İçimdeki insan sevgisine inat yazıyorum. Havası alınmış gazoz misali keyifsiz bir maç. Heyecan kırıntıları maçın hemen başında dağılıveriyor.
Tribünler maraton kısmında toplanmış. Safları sıklaştırmakta fayda var. Yerleşenin babasına rahmet…
Üzülerek söylüyorum ki, benim bile damarım atmıyor artık. İçimdeki his, sadece bu takıma aman bir şey olmasın temennisi. Hal böyleyken kimseyi suçlayamam.
Tribünler kopuk, takım kopuk, taraftar-yönetim kopuk, hakem kopuk, şehir-takım kopuk… Vel hasılı herkes kopuk kopuk… Elle tutulacak hiçbir yanı yok bu durumun. Hala düşme potasının üstünde isek, bu Kayserililerin ikramıdır.
Maça gelince;
Kemal Tokak sakatlanıp çıkınca, dama taşı gibi herkesin yeri değişti. Serdar kayboldu, Ekrem'e ne oldu, Şenol mahvoldu…Stopersiz Süper Lig takımıyız vesselam. Bu şartlarda neyin hesabı ve kritiği yapılabilir ki? Herkes yerini yadırgadı: Tribün, Yönetim ve sahadaki takım!
Haris hiç sorumluluk almazken, Birol ayakta kalmakta zorlandı. Orta sahayı böylece kaybettik. Bir tek Mustafa diriydi ama O da kazandığı topları rakibe teslim edince pilimiz bitti. Cenk sezon sonunun gelmesini bekliyor, İbrahim Akın ise gaipten bir sesi…
Bu futbol; gönülsüz ve isteksiz bir aş. Ya karın ağrıtıyor ya da baş…
Maçın kaderi hakem efendinin Haris'e yapılan penaltıyı vermemesiyle değişti.
Ölü topta golü yedik ve tam üzerimize ölü toprağı serpilmişken, Abdürrezzak, Cenk ve Akhisar kalecisi Emrah'ın ortak katkısıyla beraberliği bulduk…
Bu şehrin sinerjisi kalmamış. Ve bu takımın üzerine öyle bir olumsuz etki yapıyor ki, insanın oynayası gelmiyor.
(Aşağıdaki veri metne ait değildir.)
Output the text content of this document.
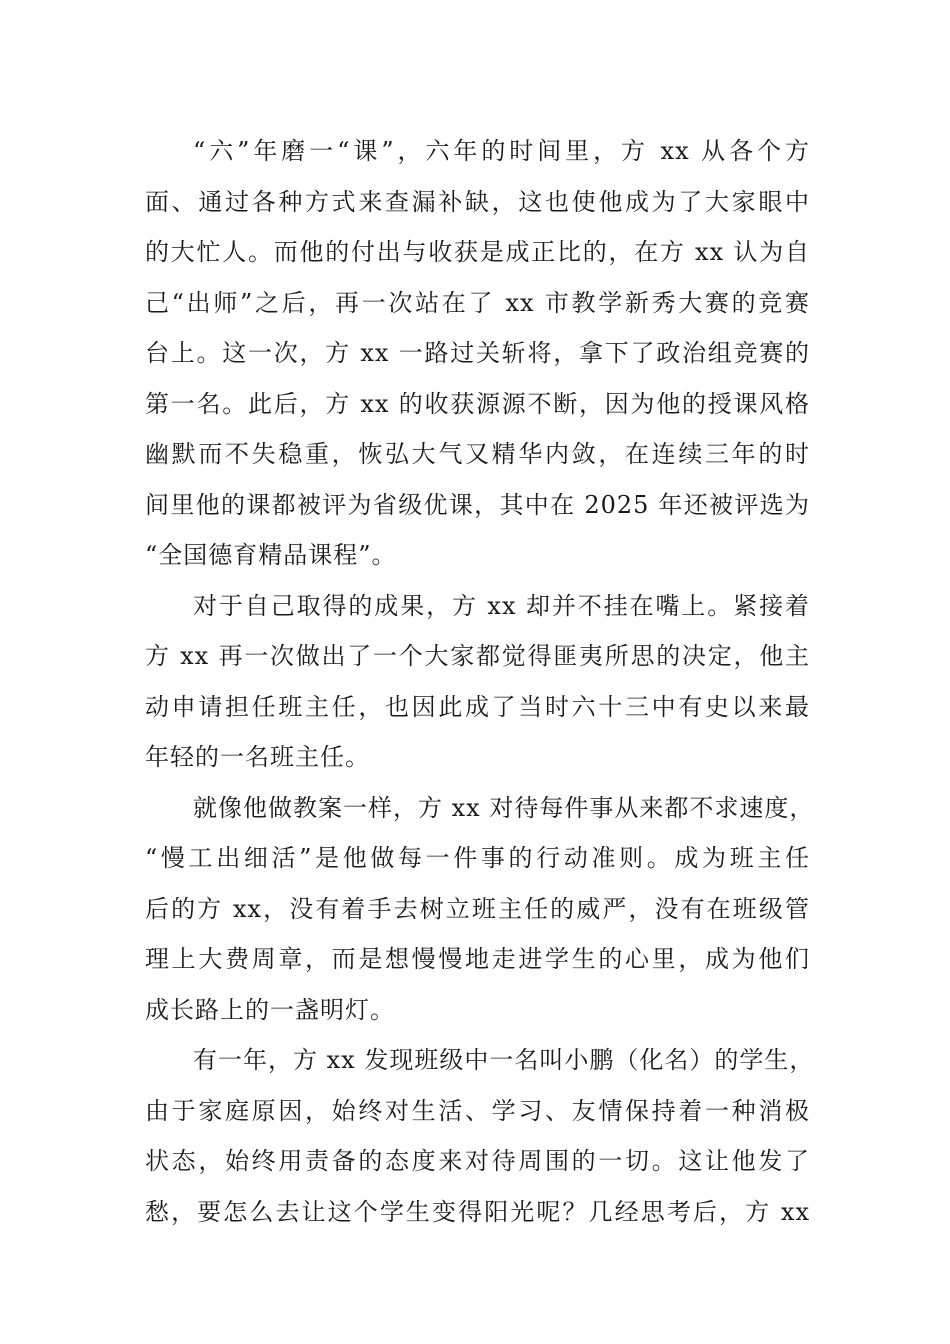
“六”年磨一“课”，六年的时间里，方 xx 从各个方
面、通过各种方式来查漏补缺，这也使他成为了大家眼中
的大忙人。而他的付出与收获是成正比的，在方 xx 认为自
己“出师”之后，再一次站在了 xx 市教学新秀大赛的竞赛
台上。这一次，方 xx 一路过关斩将，拿下了政治组竞赛的
第一名。此后，方 xx 的收获源源不断，因为他的授课风格
幽默而不失稳重，恢弘大气又精华内敛，在连续三年的时
间里他的课都被评为省级优课，其中在 2025 年还被评选为
“全国德育精品课程”。
对于自己取得的成果，方 xx 却并不挂在嘴上。紧接着
方 xx 再一次做出了一个大家都觉得匪夷所思的决定，他主
动申请担任班主任，也因此成了当时六十三中有史以来最
年轻的一名班主任。
就像他做教案一样，方 xx 对待每件事从来都不求速度，
“慢工出细活”是他做每一件事的行动准则。成为班主任
后的方 xx，没有着手去树立班主任的威严，没有在班级管
理上大费周章，而是想慢慢地走进学生的心里，成为他们
成长路上的一盏明灯。
有一年，方 xx 发现班级中一名叫小鹏（化名）的学生，
由于家庭原因，始终对生活、学习、友情保持着一种消极
状态，始终用责备的态度来对待周围的一切。这让他发了
愁，要怎么去让这个学生变得阳光呢？几经思考后，方 xx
Tribünde homurtular ve istifa isyanları kıvılcım bekleyen yangını haber veriyor. Tüm bunlar yaşanırken, her şeye rağmen direnen yönetime hayret ediyorum. Ne çok seviyorlarmış Gaziantep'i!
Bu kadar çok seveni varken sırtımız yere gelmez evvel Allah…
Bir puanı aldık mı verdik mi bilmiyorum. Ancak kalan bir puanın ise hakem de olduğunu biliyorum.